Als erstes verlas die vorsitzende Richterin einen Beschluss zur Vernehmungsfähigkeit Hermann Feilings. Hierbei erklärte sie, das Mittel der Wahl um zu einer Verwertung kommen zu können, sei der sogenannte Freibeweis, also die direkte Befragung vor Gericht. Das Gericht bestimme welche Teile der Akten verlesen werden sollen und ob ein Sachverständiger überhaupt gebraucht werde. Sie zählte diverse Richter, Sachverständige, Bullen und Anwälte auf, deren diverse Unterlagen, Gutachten und Protokolle aus dem Prozesse vor dem Oberlandesgericht Frankfurt im Jahre 1982 eingeführt werden sollen. Auf den Hinweis, dass dies keine Wortprotokolle seinen, sagte die Vorsitzende, das würde die Kammer schon zu berücksichtigen wissen. Daraufhin gab es die Anregung eines Verteidigers, der darauf hinwies, dass das Gericht sich auch sonst nicht scheut, den neuesten Stand der Technik zu verwenden, aber warum es bei der Frage der Beweiswürdigung auf Unterlagen und Erkenntnisse von vor 30 Jahren zurück greifen wolle.
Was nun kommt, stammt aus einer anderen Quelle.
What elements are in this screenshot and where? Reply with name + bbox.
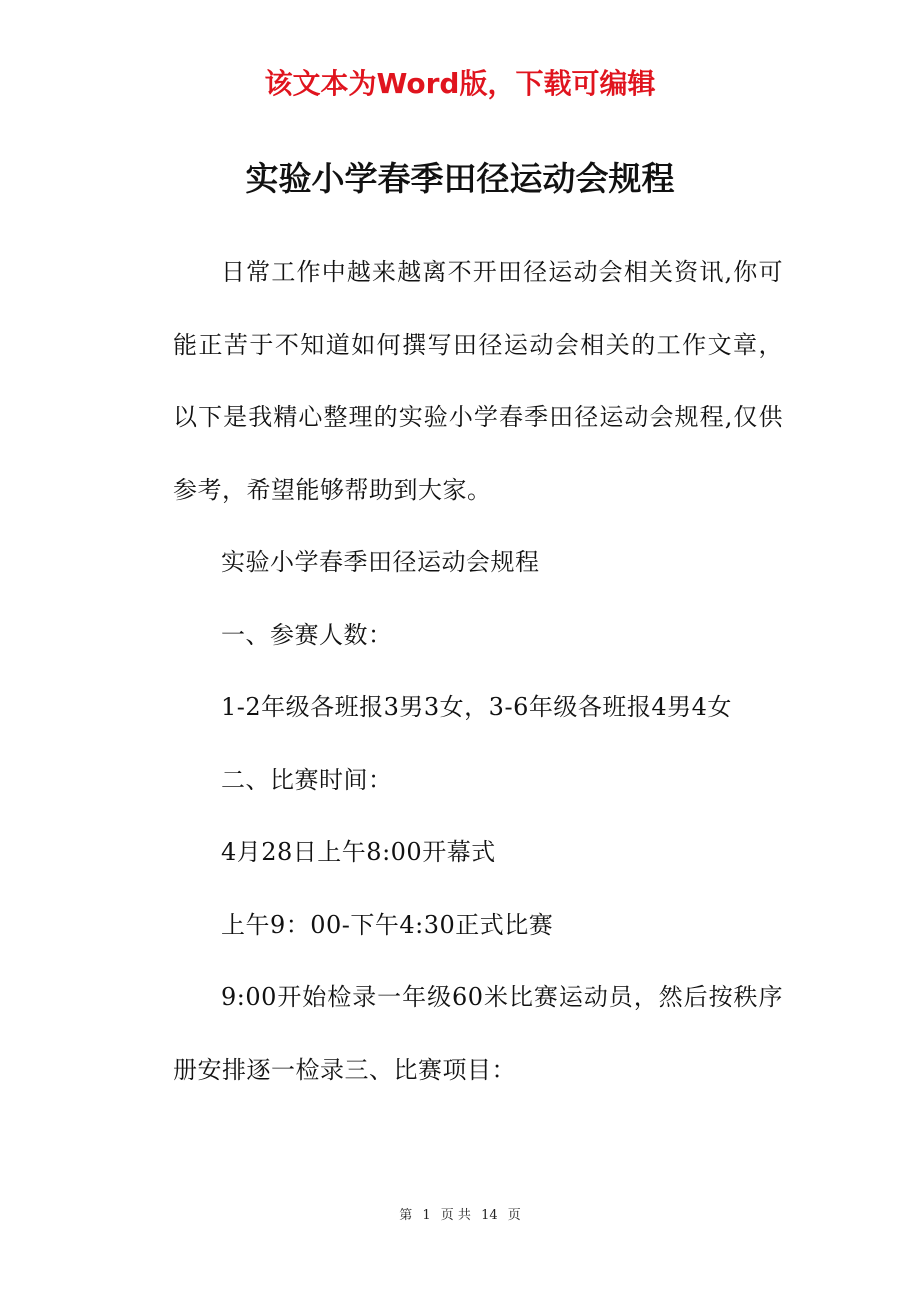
document-title: 实验小学春季田径运动会规程 [245,159,675,198]
check-in-text: 9:00开始检录一年级60米比赛运动员，然后按秩序册安排逐一检录三、比赛项目： [173,983,783,1084]
participants-heading: 一、参赛人数： [221,620,393,649]
document-body [173,236,783,1106]
page-footer [0,1206,920,1226]
footer-middle: 页 共 [440,1208,471,1223]
footer-page-number: 1 [422,1208,431,1223]
footer-prefix: 第 [399,1208,413,1223]
footer-total-pages: 14 [481,1208,498,1223]
schedule-heading: 二、比赛时间： [221,765,393,794]
footer-suffix: 页 [507,1208,521,1223]
download-banner: 该文本为Word版，下载可编辑 [264,67,656,100]
opening-ceremony-text: 4月28日上午8:00开幕式 [221,838,496,866]
participants-text: 1-2年级各班报3男3女，3-6年级各班报4男4女 [221,693,732,721]
section-heading: 实验小学春季田径运动会规程 [221,548,540,576]
competition-time-text: 上午9：00-下午4:30正式比赛 [221,910,554,939]
intro-paragraph: 日常工作中越来越离不开田径运动会相关资讯,你可能正苦于不知道如何撰写田径运动会相关的工作文章，以下是我精心整理的实验小学春季田径运动会规程,仅供参考，希望能够帮助到大家。 [173,258,783,504]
RA Hartmann verlas einen Antrag bezüglich eines Gutachtens zu den posttraumatischen Auswirkungen auf Hermann Feiling. Insbesondere geht es um den Unterschied zwischen der Vernehmungsfähigkeit und der Fähigkeit eines Beschuldigten frei darüber zu entscheiden, ob er überhaupt aussagen will oder nicht. Alles deute darauf hin, dass Hermann Feiling auch nach heutigen Kriterien massiv traumatisiert gewesen sei und damit in seiner Aussagefreiheit beschränkt gewesen sei. Nach seinem Antrag, der in voller Länge hier (s. nächster Beitrag) gelesen werden kann, kam es zu Beifall im Zuschauerraum und zu einer Rüge der Richterin an die Applaudierenden.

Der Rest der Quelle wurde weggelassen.